Il progetto di Coltano è, infatti, parte integrante del piano di investimenti strategici messo a punto a Bruxelles come risposta alla crisi del Covid-19 in funzione della riorganizzazione delle filiere produttive continentali. Oltre a smascherare la finta transizione ecologica predicata nelle sue pagine, dato l’impatto devastante che la base potrebbe avere sull’ambiente della zona, aver tolto con un decreto presidenziale vincoli e potere di veto all’autorità del Parco naturale di San Rossore è la rappresentazione plastica di quella necessaria verticalizzazione delle scelte politiche ed economiche dell’edificio europeo nell’accentuata competizione tra l’imperialismo occidentale e le potenze economiche orientali, in primis la Russia ma soprattutto la Cina.
Una verticalizzazione che sta mettendo a nudo la debolezza della catena di comando locale, dalla Regione Toscana governata dal Partito Democratico al Comune Pisa guidato Lega da Fd’I e FI, costretti a goffi tentativi di mediazione perché bypassati dalle decisioni dell’esecutivo e anche per questo incalzati dalla mobilitazione popolare contraria alla costruzione della base.
Non è un caso che di verticalizzazione si parli nella “Bussola Strategica per la Sicurezza e la Difesa”, approvato dal Consiglio UE lo scorso 21 marzo, che rappresenta sul piano militare ciò che per altri ambiti rappresenta il Next Generation UE, ovvero un salto di qualità dell’imperialismo europeo nell’assunzione di un’autonomia strategica.

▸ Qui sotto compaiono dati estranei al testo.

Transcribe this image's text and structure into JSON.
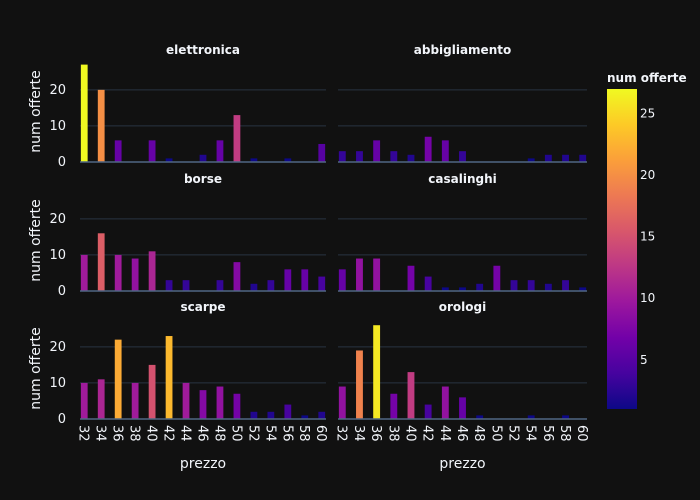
{
  "chart_data": {
    "type": "bar",
    "xlabel": "prezzo",
    "ylabel": "num offerte",
    "x_tick_labels": [
      "32",
      "34",
      "36",
      "38",
      "40",
      "42",
      "44",
      "46",
      "48",
      "50",
      "52",
      "54",
      "56",
      "58",
      "60"
    ],
    "categories": [
      32,
      33,
      34,
      35,
      36,
      37,
      38,
      39,
      40,
      41,
      42,
      43,
      44,
      45,
      46,
      47,
      48,
      49,
      50,
      51,
      52,
      53,
      54,
      55,
      56,
      57,
      58,
      59,
      60
    ],
    "ylim": [
      0,
      28
    ],
    "y_ticks": [
      0,
      10,
      20
    ],
    "grid": true,
    "colorbar": {
      "title": "num offerte",
      "range": [
        1,
        27
      ],
      "ticks": [
        5,
        10,
        15,
        20,
        25
      ],
      "colors": [
        "#0d0887",
        "#46039f",
        "#7201a8",
        "#9c179e",
        "#bd3786",
        "#d8576b",
        "#ed7953",
        "#fb9f3a",
        "#fdca26",
        "#f0f921"
      ]
    },
    "facets": [
      {
        "title": "elettronica",
        "values": [
          27,
          0,
          20,
          0,
          6,
          0,
          0,
          0,
          6,
          0,
          1,
          0,
          0,
          0,
          2,
          0,
          6,
          0,
          13,
          0,
          1,
          0,
          0,
          0,
          1,
          0,
          0,
          0,
          5
        ]
      },
      {
        "title": "abbigliamento",
        "values": [
          3,
          0,
          3,
          0,
          6,
          0,
          3,
          0,
          2,
          0,
          7,
          0,
          6,
          0,
          3,
          0,
          0,
          0,
          0,
          0,
          0,
          0,
          1,
          0,
          2,
          0,
          2,
          0,
          2
        ]
      },
      {
        "title": "borse",
        "values": [
          10,
          0,
          16,
          0,
          10,
          0,
          9,
          0,
          11,
          0,
          3,
          0,
          3,
          0,
          0,
          0,
          3,
          0,
          8,
          0,
          2,
          0,
          3,
          0,
          6,
          0,
          6,
          0,
          4
        ]
      },
      {
        "title": "casalinghi",
        "values": [
          6,
          0,
          9,
          0,
          9,
          0,
          0,
          0,
          7,
          0,
          4,
          0,
          1,
          0,
          1,
          0,
          2,
          0,
          7,
          0,
          3,
          0,
          3,
          0,
          2,
          0,
          3,
          0,
          1
        ]
      },
      {
        "title": "scarpe",
        "values": [
          10,
          0,
          11,
          0,
          22,
          0,
          10,
          0,
          15,
          0,
          23,
          0,
          10,
          0,
          8,
          0,
          9,
          0,
          7,
          0,
          2,
          0,
          2,
          0,
          4,
          0,
          1,
          0,
          2
        ]
      },
      {
        "title": "orologi",
        "values": [
          9,
          0,
          19,
          0,
          26,
          0,
          7,
          0,
          13,
          0,
          4,
          0,
          9,
          0,
          6,
          0,
          1,
          0,
          0,
          0,
          0,
          0,
          1,
          0,
          0,
          0,
          1,
          0,
          0
        ]
      }
    ]
  }
}
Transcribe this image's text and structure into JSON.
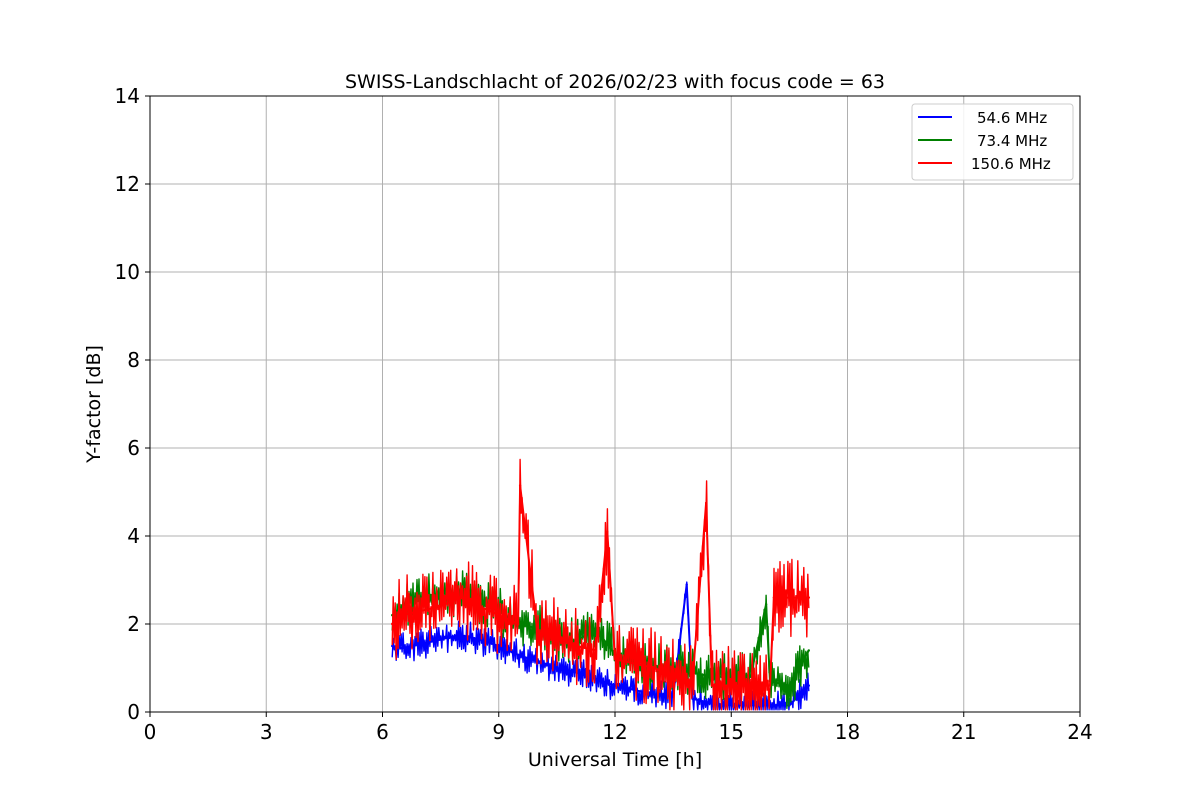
{
  "chart_data": {
    "type": "line",
    "title": "SWISS-Landschlacht of 2026/02/23 with focus code = 63",
    "xlabel": "Universal Time [h]",
    "ylabel": "Y-factor [dB]",
    "xlim": [
      0,
      24
    ],
    "ylim": [
      0,
      14
    ],
    "xticks": [
      "0",
      "3",
      "6",
      "9",
      "12",
      "15",
      "18",
      "21",
      "24"
    ],
    "yticks": [
      "0",
      "2",
      "4",
      "6",
      "8",
      "10",
      "12",
      "14"
    ],
    "grid": true,
    "legend_position": "top-right",
    "series": [
      {
        "name": "54.6 MHz",
        "color": "#0000ff",
        "x": [
          6.25,
          6.5,
          7.0,
          7.5,
          8.0,
          8.5,
          9.0,
          9.5,
          10.0,
          10.5,
          11.0,
          11.5,
          12.0,
          12.5,
          13.0,
          13.5,
          13.85,
          14.0,
          14.5,
          15.0,
          15.5,
          16.0,
          16.5,
          17.0
        ],
        "y": [
          1.5,
          1.45,
          1.55,
          1.65,
          1.75,
          1.65,
          1.5,
          1.3,
          1.15,
          1.0,
          0.9,
          0.75,
          0.6,
          0.5,
          0.4,
          0.35,
          2.9,
          0.3,
          0.2,
          0.15,
          0.15,
          0.15,
          0.15,
          0.6
        ]
      },
      {
        "name": "73.4 MHz",
        "color": "#008000",
        "x": [
          6.25,
          6.5,
          7.0,
          7.5,
          8.0,
          8.5,
          9.0,
          9.5,
          10.0,
          10.5,
          11.0,
          11.5,
          12.0,
          12.5,
          13.0,
          13.5,
          14.0,
          14.5,
          15.0,
          15.5,
          15.9,
          16.0,
          16.5,
          17.0
        ],
        "y": [
          2.2,
          2.4,
          2.6,
          2.7,
          2.7,
          2.5,
          2.3,
          2.0,
          1.9,
          1.7,
          1.6,
          1.9,
          1.3,
          1.1,
          1.0,
          1.0,
          0.9,
          0.8,
          0.8,
          0.8,
          2.45,
          0.7,
          0.6,
          1.4
        ]
      },
      {
        "name": "150.6 MHz",
        "color": "#ff0000",
        "x": [
          6.25,
          6.5,
          7.0,
          7.5,
          8.0,
          8.5,
          9.0,
          9.5,
          9.55,
          10.0,
          10.5,
          11.0,
          11.5,
          11.8,
          12.0,
          12.5,
          13.0,
          13.5,
          14.0,
          14.35,
          14.5,
          15.0,
          15.5,
          16.0,
          16.1,
          16.5,
          17.0
        ],
        "y": [
          2.0,
          2.2,
          2.3,
          2.4,
          2.6,
          2.4,
          2.2,
          2.0,
          5.15,
          1.8,
          1.7,
          1.5,
          1.4,
          4.1,
          1.2,
          1.1,
          1.0,
          0.8,
          0.7,
          4.75,
          0.6,
          0.6,
          0.6,
          0.6,
          2.6,
          2.6,
          2.6
        ]
      }
    ]
  }
}
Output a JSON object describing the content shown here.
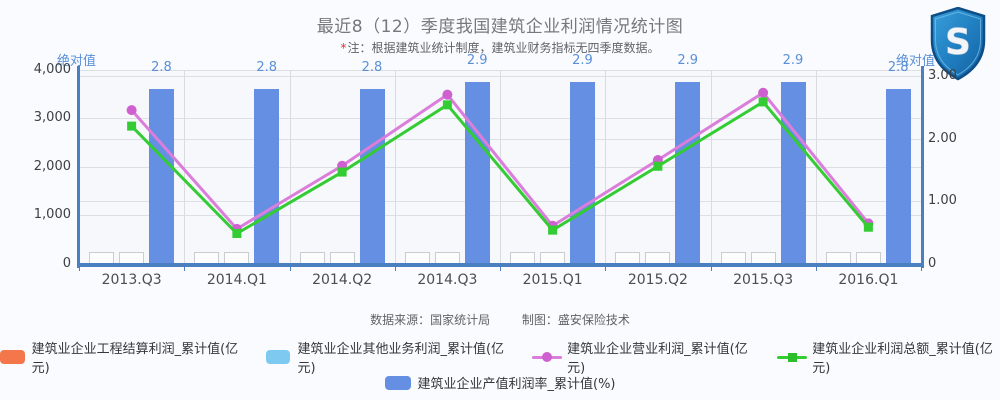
{
  "title": "最近8（12）季度我国建筑企业利润情况统计图",
  "note_star": "*",
  "note": "注：根据建筑业统计制度，建筑业财务指标无四季度数据。",
  "left_axis": {
    "label": "绝对值",
    "ticks": [
      "4,000",
      "3,000",
      "2,000",
      "1,000",
      "0"
    ]
  },
  "right_axis": {
    "label": "绝对值",
    "ticks": [
      "3.00",
      "2.00",
      "1.00",
      "0"
    ]
  },
  "source": "数据来源：国家统计局",
  "credit": "制图：盛安保险技术",
  "colors": {
    "bar_blue": "#648fe3",
    "line_pink": "#db7edb",
    "marker_pink": "#cf60cf",
    "line_green": "#33cc33",
    "legend_orange": "#f4764b",
    "legend_lightblue": "#7ec9f0",
    "axis_blue": "#4b80c0",
    "value_label_blue": "#5a8fd8"
  },
  "chart_data": {
    "type": "bar+line combo",
    "title": "最近8（12）季度我国建筑企业利润情况统计图",
    "categories": [
      "2013.Q3",
      "2014.Q1",
      "2014.Q2",
      "2014.Q3",
      "2015.Q1",
      "2015.Q2",
      "2015.Q3",
      "2016.Q1"
    ],
    "series": [
      {
        "name": "建筑业企业工程结算利润_累计值(亿元)",
        "type": "bar",
        "axis": "left",
        "color": "#f4764b",
        "values": [
          null,
          null,
          null,
          null,
          null,
          null,
          null,
          null
        ]
      },
      {
        "name": "建筑业企业其他业务利润_累计值(亿元)",
        "type": "bar",
        "axis": "left",
        "color": "#7ec9f0",
        "values": [
          null,
          null,
          null,
          null,
          null,
          null,
          null,
          null
        ]
      },
      {
        "name": "建筑业企业营业利润_累计值(亿元)",
        "type": "line",
        "marker": "circle",
        "axis": "left",
        "color": "#db7edb",
        "values": [
          3170,
          715,
          2020,
          3490,
          780,
          2140,
          3530,
          830
        ]
      },
      {
        "name": "建筑业企业利润总额_累计值(亿元)",
        "type": "line",
        "marker": "square",
        "axis": "left",
        "color": "#33cc33",
        "values": [
          2840,
          620,
          1890,
          3280,
          690,
          2010,
          3340,
          750
        ]
      },
      {
        "name": "建筑业企业产值利润率_累计值(%)",
        "type": "bar",
        "axis": "right",
        "color": "#648fe3",
        "values": [
          2.8,
          2.8,
          2.8,
          2.9,
          2.9,
          2.9,
          2.9,
          2.8
        ]
      }
    ],
    "left_ylabel": "绝对值",
    "right_ylabel": "绝对值",
    "left_ylim": [
      0,
      4000
    ],
    "right_ylim": [
      0,
      3.1
    ],
    "grid": true,
    "legend_position": "bottom"
  },
  "legend": {
    "rows": [
      [
        {
          "swatch": "bar",
          "color": "#f4764b",
          "label": "建筑业企业工程结算利润_累计值(亿元)"
        },
        {
          "swatch": "bar",
          "color": "#7ec9f0",
          "label": "建筑业企业其他业务利润_累计值(亿元)"
        },
        {
          "swatch": "line-circle",
          "color": "#db7edb",
          "marker_color": "#cf60cf",
          "label": "建筑业企业营业利润_累计值(亿元)"
        },
        {
          "swatch": "line-square",
          "color": "#33cc33",
          "marker_color": "#2bbf2b",
          "label": "建筑业企业利润总额_累计值(亿元)"
        }
      ],
      [
        {
          "swatch": "bar",
          "color": "#648fe3",
          "label": "建筑业企业产值利润率_累计值(%)"
        }
      ]
    ]
  }
}
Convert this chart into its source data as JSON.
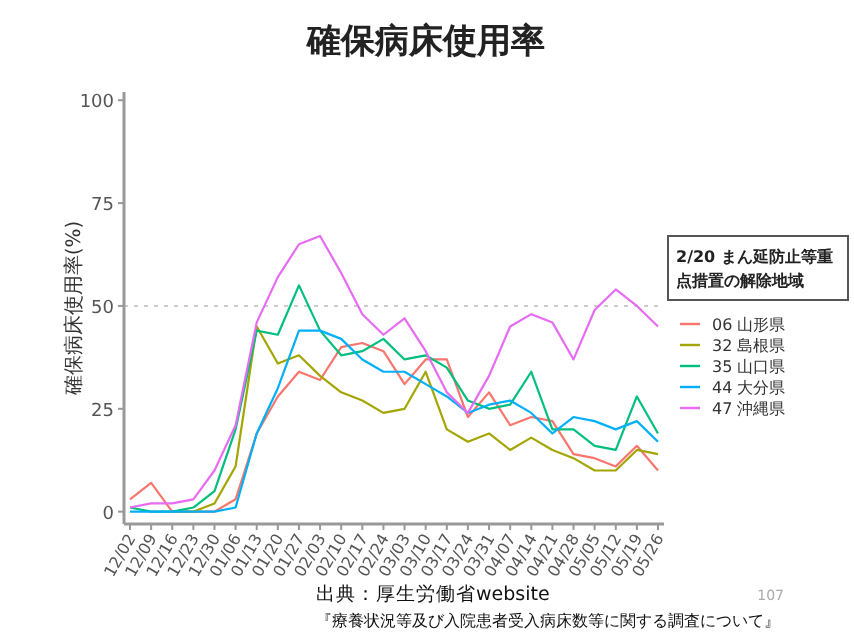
{
  "chart_data": {
    "type": "line",
    "title": "確保病床使用率",
    "ylabel": "確保病床使用率(%)",
    "categories": [
      "12/02",
      "12/09",
      "12/16",
      "12/23",
      "12/30",
      "01/06",
      "01/13",
      "01/20",
      "01/27",
      "02/03",
      "02/10",
      "02/17",
      "02/24",
      "03/03",
      "03/10",
      "03/17",
      "03/24",
      "03/31",
      "04/07",
      "04/14",
      "04/21",
      "04/28",
      "05/05",
      "05/12",
      "05/19",
      "05/26"
    ],
    "series": [
      {
        "name": "06 山形県",
        "color": "#f8766d",
        "values": [
          3,
          7,
          0,
          0,
          0,
          3,
          19,
          28,
          34,
          32,
          40,
          41,
          39,
          31,
          37,
          37,
          23,
          29,
          21,
          23,
          22,
          14,
          13,
          11,
          16,
          10
        ]
      },
      {
        "name": "32 島根県",
        "color": "#a3a500",
        "values": [
          null,
          null,
          0,
          0,
          2,
          11,
          45,
          36,
          38,
          33,
          29,
          27,
          24,
          25,
          34,
          20,
          17,
          19,
          15,
          18,
          15,
          13,
          10,
          10,
          15,
          14
        ]
      },
      {
        "name": "35 山口県",
        "color": "#00bf7d",
        "values": [
          1,
          0,
          0,
          1,
          5,
          20,
          44,
          43,
          55,
          44,
          38,
          39,
          42,
          37,
          38,
          35,
          27,
          25,
          26,
          34,
          20,
          20,
          16,
          15,
          28,
          19
        ]
      },
      {
        "name": "44 大分県",
        "color": "#00b0f6",
        "values": [
          0,
          0,
          0,
          0,
          0,
          1,
          19,
          30,
          44,
          44,
          42,
          37,
          34,
          34,
          31,
          28,
          24,
          26,
          27,
          24,
          19,
          23,
          22,
          20,
          22,
          17
        ]
      },
      {
        "name": "47 沖縄県",
        "color": "#e76bf3",
        "values": [
          1,
          2,
          2,
          3,
          10,
          21,
          46,
          57,
          65,
          67,
          58,
          48,
          43,
          47,
          39,
          29,
          24,
          33,
          45,
          48,
          46,
          37,
          49,
          54,
          50,
          45
        ]
      }
    ],
    "ylim": [
      -3,
      102
    ],
    "yticks": [
      0,
      25,
      50,
      75,
      100
    ],
    "ref_lines": [
      {
        "axis": "y",
        "value": 50,
        "color": "#cccccc",
        "line_style": "dotted"
      }
    ],
    "legend": "right",
    "legend_title": "2/20 まん延防止等重点措置の解除地域",
    "annotations": [
      "出典：厚生労働省website",
      "『療養状況等及び入院患者受入病床数等に関する調査について』",
      "107"
    ]
  }
}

Oltre a modellare in maniera più netta il futuro complesso militare-industriale europeo, la novità di un’unità interforze per l’intervento sul campo si associa a un meccanismo di approvazione delle missioni non più fondato sull’unanimità, come dicono i trattati europei, ma sulla “astensione costruttiva” di chi non intende partecipare, innescando così un gioco di “geometrie variabili” e gerarchie assodate tra i paesi del Continente. Dentro un rapporto di complementarità nella NATO, in cui far valere un peso specifico differente rispetto a quello avuto fino ad oggi nei confronti dell’asse anglo-statunitense, si vanno costruendo le condizioni per la proiezione militare di quella “Europa del Potere” di cui ha parlato nel gennaio scorso il Commissario europeo per il mercato interno Thierry Breton.
L’aumento delle spese militari, lo scaricamento sulle classi popolari dei costi sociali del riarmo e dell’economia di guerra, la prospettiva di un warfare che orienta l’intero apparato produttivo e della ricerca, l’aumento della repressione ed il conseguente restringimento delle già residuali agibilità democratiche, hanno l’obiettivo di drenare ulteriori risorse al welfare, ormai spolpato dalle privatizzazioni e da una legislazione antioperaia tra le più dure del mondo occidentale, sono tutti elementi che vanno compresi nella cornice del piano inclinato degli imperialismi, tendente alla guerra come unico strumento di risoluzione dei conflitti generati dalla crisi strutturale di valorizzazione del capitale.
È in questa prospettiva che si inserisce la costruzione di nuove basi militari. l territori, l’economia, l’industria devono essere messe al servizio della guerra.
Parteciperemo alla manifestazione del 2 giugno per opporci concretamente al nostro imperialismo, attore più prossimo di destabilizzazione e oppressione dei lavoratori, rappresentato dalle politiche concrete dell’Unione Europea, evidenziando e combattendo questa sintesi tra devastazione ambientale, militarizzazione dei territori e impoverimento sociale delle classi subalterne, al fine di gettare sabbia negli ingranaggi del polo imperialista europeo in costruzione.